An ABC Certified Prosthetist evaluates the needs and goals of individuals with amputations and limb deficiencies in order to design, make, fit and maintain prostheses (artificial limbs). Prosthetists are trained in the processes necessary to make all levels of prostheses for upper or lower limbs. They work closely with those who have amputations due to accidents, congenital problems or disabling diseases to restore physiological function and/or appearance. To provide this care effectively and comprehensively, ABC Certified Prosthetists must have specialized education and skills that enable them to match current and emerging prosthetic techniques and technology to their patients’ needs and goals.They form and implement a prosthetic treatment plan, provide follow-up care, and coordinate services with related medical professionals.

ABC Certified Prosthetists can assist patients in:

  • Walking safely and efficiently
  • Improving prosthetic functionality
  • Identifying environmental barriers including social, home and work reintegration
  • Improving overall balance
  • Accommodating special circulatory requirements
  • Enhancing the actions of limbs compromised as a result of accident, congenital deformity, neural condition or disease
How can patients find an ABC Certified Prosthetist?

ABC offers a free searchable database of its Certified Prosthetists (CPs) and accredited orthotic and prosthetic facilities to assist patients in finding a qualified professional and facility.

When considering a practitioner's credentials, patients should look for:

  • completion of a formal education, a structured residency program and clinical experience
  • passage of a series of written and hands on clinical examinations
  • completion of ongoing continuing education courses

Patients may also see the title (CPO), which means the practitioner is certified by ABC in both Prosthetics and Orthotics. A practitioner’s certification should always be verified, as this is an indication of qualifications. As a CP or CPO, practitioners are bound by ABC’s standards of ethics, making them accountable to the patient, the physician and the profession.

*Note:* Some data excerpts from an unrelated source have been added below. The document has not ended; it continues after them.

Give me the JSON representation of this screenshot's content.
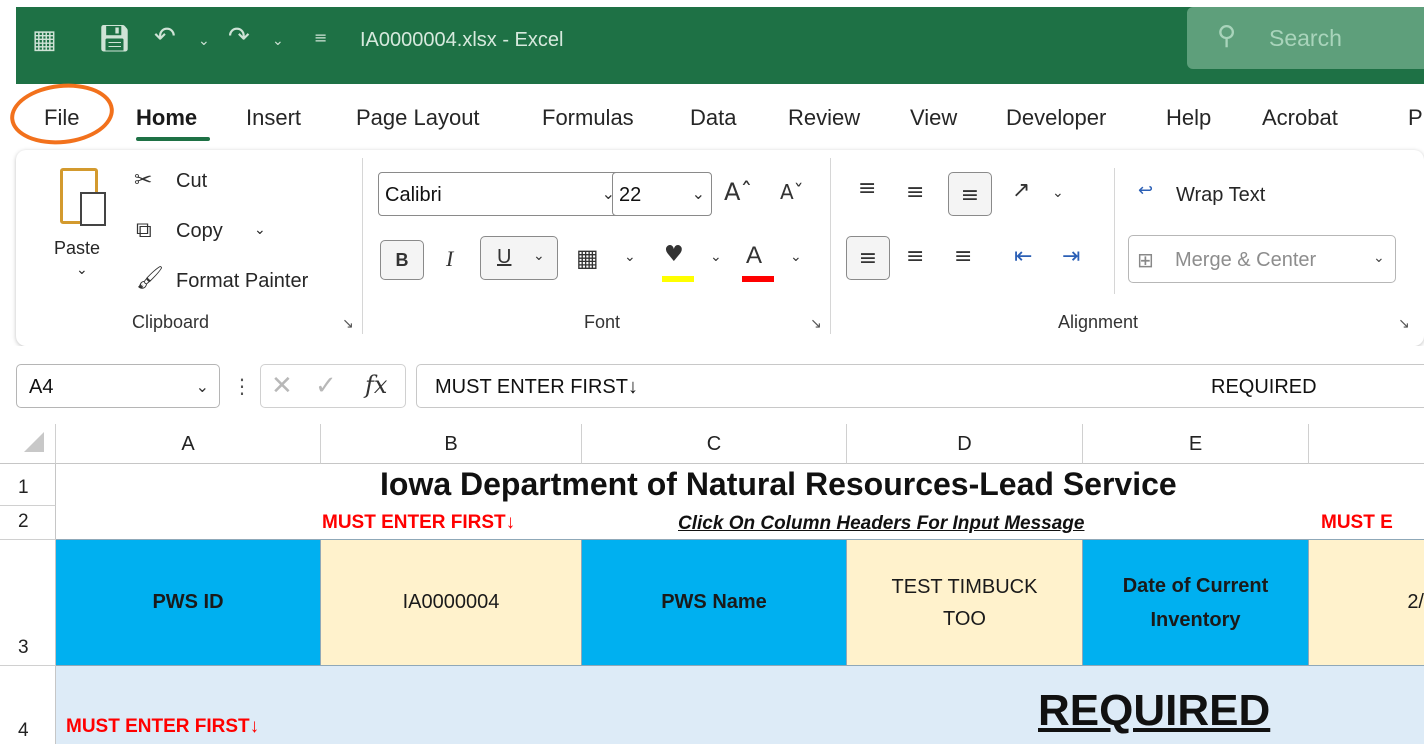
{
  "titlebar": {
    "filename": "IA0000004.xlsx  -  Excel",
    "search_placeholder": "Search"
  },
  "tabs": [
    {
      "label": "File"
    },
    {
      "label": "Home"
    },
    {
      "label": "Insert"
    },
    {
      "label": "Page Layout"
    },
    {
      "label": "Formulas"
    },
    {
      "label": "Data"
    },
    {
      "label": "Review"
    },
    {
      "label": "View"
    },
    {
      "label": "Developer"
    },
    {
      "label": "Help"
    },
    {
      "label": "Acrobat"
    },
    {
      "label": "P"
    }
  ],
  "ribbon": {
    "clipboard": {
      "paste": "Paste",
      "cut": "Cut",
      "copy": "Copy",
      "format_painter": "Format Painter",
      "label": "Clipboard"
    },
    "font": {
      "name": "Calibri",
      "size": "22",
      "bold": "B",
      "italic": "I",
      "underline": "U",
      "font_color_letter": "A",
      "label": "Font",
      "highlight_color": "#ffff00",
      "font_color": "#ff0000"
    },
    "alignment": {
      "wrap_text": "Wrap Text",
      "merge_center": "Merge & Center",
      "label": "Alignment"
    }
  },
  "formula_bar": {
    "name_box": "A4",
    "value": "MUST ENTER FIRST↓",
    "value_right": "REQUIRED"
  },
  "grid": {
    "columns": [
      "A",
      "B",
      "C",
      "D",
      "E"
    ],
    "rows": [
      "1",
      "2",
      "3",
      "4"
    ],
    "title": "Iowa Department of Natural Resources-Lead Service",
    "row2": {
      "must_enter_b": "MUST ENTER FIRST↓",
      "click_headers": "Click On Column Headers For Input Message",
      "must_enter_f": "MUST E"
    },
    "row3": {
      "pws_id_label": "PWS ID",
      "pws_id_value": "IA0000004",
      "pws_name_label": "PWS Name",
      "pws_name_value_1": "TEST TIMBUCK",
      "pws_name_value_2": "TOO",
      "date_label_1": "Date of Current",
      "date_label_2": "Inventory",
      "date_value": "2/"
    },
    "row4": {
      "must_enter_a": "MUST ENTER FIRST↓",
      "required": "REQUIRED"
    }
  },
  "colors": {
    "excel_green": "#1e7145",
    "header_blue": "#00b0f0",
    "cream": "#fff2cc",
    "row4_bg": "#ddebf7",
    "highlight": "#f2711c"
  }
}
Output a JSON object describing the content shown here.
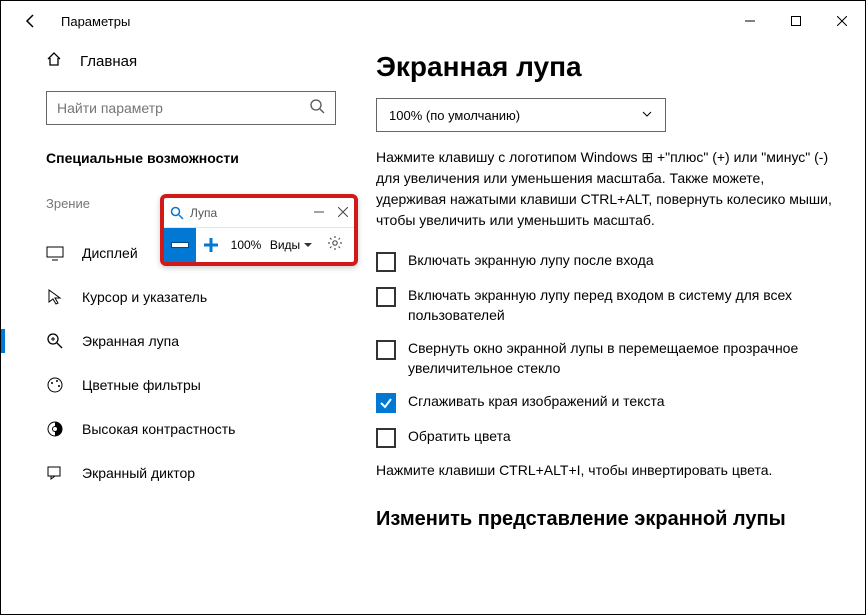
{
  "titlebar": {
    "title": "Параметры"
  },
  "sidebar": {
    "home_label": "Главная",
    "search_placeholder": "Найти параметр",
    "category": "Специальные возможности",
    "group_label": "Зрение",
    "items": [
      {
        "label": "Дисплей"
      },
      {
        "label": "Курсор и указатель"
      },
      {
        "label": "Экранная лупа"
      },
      {
        "label": "Цветные фильтры"
      },
      {
        "label": "Высокая контрастность"
      },
      {
        "label": "Экранный диктор"
      }
    ]
  },
  "content": {
    "heading": "Экранная лупа",
    "combo_value": "100% (по умолчанию)",
    "hint1": "Нажмите клавишу с логотипом Windows ⊞ +\"плюс\" (+) или \"минус\" (-) для увеличения или уменьшения масштаба. Также можете, удерживая нажатыми клавиши CTRL+ALT, повернуть колесико мыши, чтобы увеличить или уменьшить масштаб.",
    "cb1": "Включать экранную лупу после входа",
    "cb2": "Включать экранную лупу перед входом в систему для всех пользователей",
    "cb3": "Свернуть окно экранной лупы в перемещаемое прозрачное увеличительное стекло",
    "cb4": "Сглаживать края изображений и текста",
    "cb5": "Обратить цвета",
    "hint2": "Нажмите клавиши CTRL+ALT+I, чтобы инвертировать цвета.",
    "heading2": "Изменить представление экранной лупы"
  },
  "popup": {
    "title": "Лупа",
    "zoom": "100%",
    "views": "Виды"
  }
}
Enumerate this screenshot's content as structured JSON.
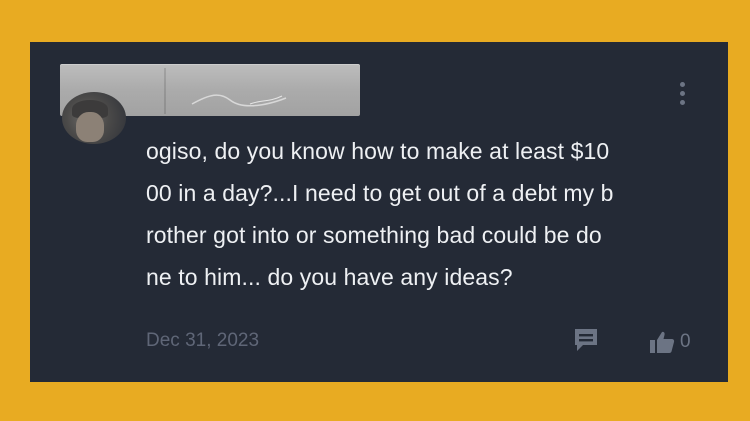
{
  "comment": {
    "lines": [
      "ogiso, do you know how to make at least $10",
      "00 in a day?...I need to get out of a debt my b",
      "rother got into or something bad could be do",
      "ne to him... do you have any ideas?"
    ],
    "date": "Dec 31, 2023",
    "like_count": "0"
  },
  "icons": {
    "more": "more-vertical-icon",
    "reply": "comment-icon",
    "like": "thumbs-up-icon"
  },
  "colors": {
    "background": "#e8ab22",
    "card": "#242a36",
    "text": "#eef0f3",
    "muted": "#5f6677",
    "icon": "#6c7484"
  }
}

Do prosthetists specialize?

Prosthetists that make limb prostheses (CP’s or CPO’s) may have additional training or experience in other areas. Depending on the type of facility in which a prosthetist works, their clientele or perhaps their personal interest and self-study, some may spend the majority of their time working with certain kinds of prostheses (upper limb or lower limb), certain conditions (congenital limb deficiencies, trauma or amputations due to cancer), or with certain age groups (pediatrics or adult care). While some prosthetists work in hospitals, healthcare or rehab centers, many are affiliated with independent orthotic and prosthetic facilities.